I'm currently working on a tool allowing me to read all my notifications thanks to the connection to different APIs.
It's working great, but now I would like to put some vocal commands to do some actions.
Like when the software is saying "One mail from Bob", I would like to say "Read it", or "Archive it".
My software is running through a node server, currently I don't have any browser implementation, but it can be a plan.
What is the best way in node JS to enable speech to text?
I've seen a lot of threads on it, but mainly it's using the browser and if possible, I would like to avoid that at the beginning. Is it possible?
Another issue is some software requires the input of a wav file. I don't have any file, I just want my software to be always listening to what I say to react when I say a command.

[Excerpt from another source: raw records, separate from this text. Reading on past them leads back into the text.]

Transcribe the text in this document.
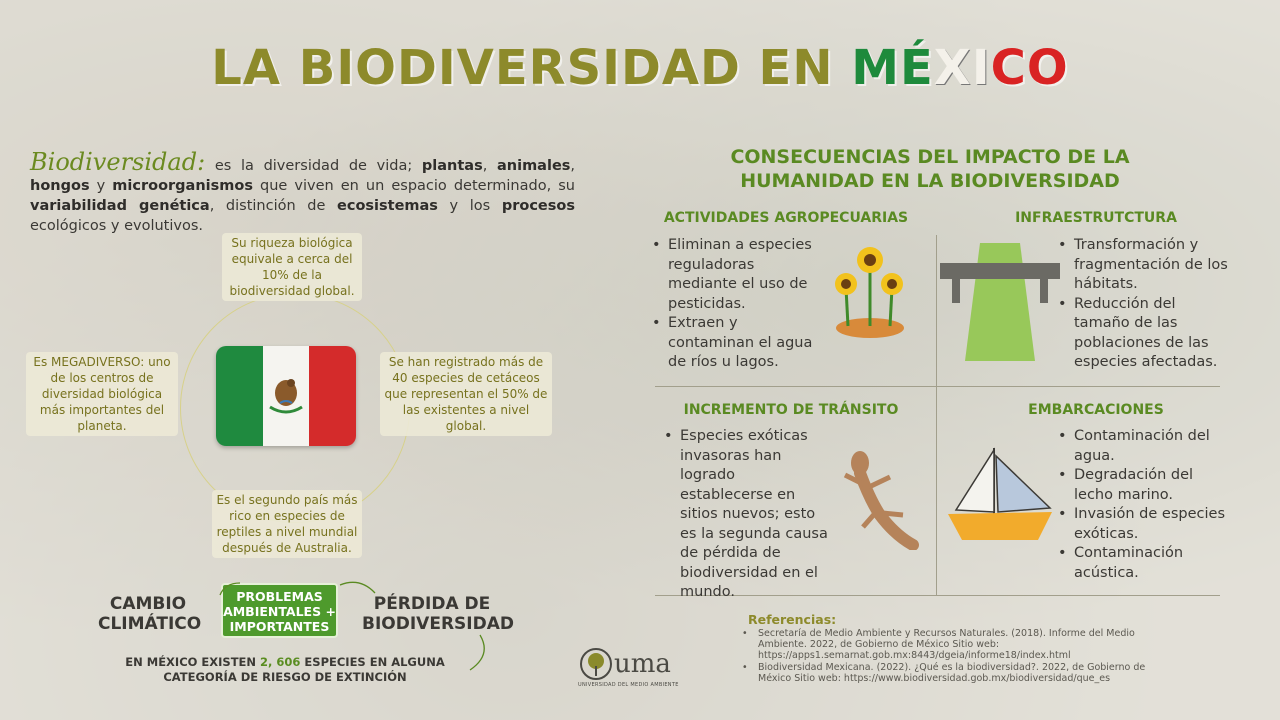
LA BIODIVERSIDAD EN MÉXICO
Biodiversidad: es la diversidad de vida; plantas, animales, hongos y microorganismos que viven en un espacio determinado, su variabilidad genética, distinción de ecosistemas y los procesos ecológicos y evolutivos.
Su riqueza biológica equivale a cerca del 10% de la biodiversidad global.
Es MEGADIVERSO: uno de los centros de diversidad biológica más importantes del planeta.
Se han registrado más de 40 especies de cetáceos que representan el 50% de las existentes a nivel global.
Es el segundo país más rico en especies de reptiles a nivel mundial después de Australia.
CAMBIO CLIMÁTICO
PROBLEMAS AMBIENTALES + IMPORTANTES
PÉRDIDA DE BIODIVERSIDAD
EN MÉXICO EXISTEN 2, 606 ESPECIES EN ALGUNA CATEGORÍA DE RIESGO DE EXTINCIÓN
CONSECUENCIAS DEL IMPACTO DE LA HUMANIDAD EN LA BIODIVERSIDAD
ACTIVIDADES AGROPECUARIAS
• Eliminan a especies reguladoras mediante el uso de pesticidas.
• Extraen y contaminan el agua de ríos u lagos.
INFRAESTRUTCTURA
• Transformación y fragmentación de los hábitats.
• Reducción del tamaño de las poblaciones de las especies afectadas.
INCREMENTO DE TRÁNSITO
• Especies exóticas invasoras han logrado establecerse en sitios nuevos; esto es la segunda causa de pérdida de biodiversidad en el mundo.
EMBARCACIONES
• Contaminación del agua.
• Degradación del lecho marino.
• Invasión de especies exóticas.
• Contaminación acústica.
Referencias:
• Secretaría de Medio Ambiente y Recursos Naturales. (2018). Informe del Medio Ambiente. 2022, de Gobierno de México Sitio web: https://apps1.semarnat.gob.mx:8443/dgeia/informe18/index.html
• Biodiversidad Mexicana. (2022). ¿Qué es la biodiversidad?. 2022, de Gobierno de México Sitio web: https://www.biodiversidad.gob.mx/biodiversidad/que_es
uma
UNIVERSIDAD DEL MEDIO AMBIENTE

Do you have any information on how I could do that?
Cheers
Both of the answers here already are good, but what I think you're looking for is Sonus. It takes care of audio encoding and streaming for you. It's always listening offline for a customizable hotword (like Siri or Alexa). You can also trigger listening programmatically. In combination with a module like say, you could enable your example by doing something like:
say.speak('One mail from Bob', function(err) {
Sonus.trigger(sonus, 1) //start listening
});
You can also use different hotwords to handle the subsequent recognized speech in a different way. For instance:
"Notifications. Most recent." and "Send message. How are you today"
Throw that onto a Pi or a CHIP with a microphone on your desk and you have a personal assistant that reads your notifications and reacts to commands.
Simple Example:
https://twitter.com/_evnc/status/811290460174041090
Something a bit more complex:
https://youtu.be/pm0F_WNoe9k?t=20s
Full documentation:
https://github.com/evancohen/sonus/blob/master/docs/API.md
Disclaimer: This is my project :)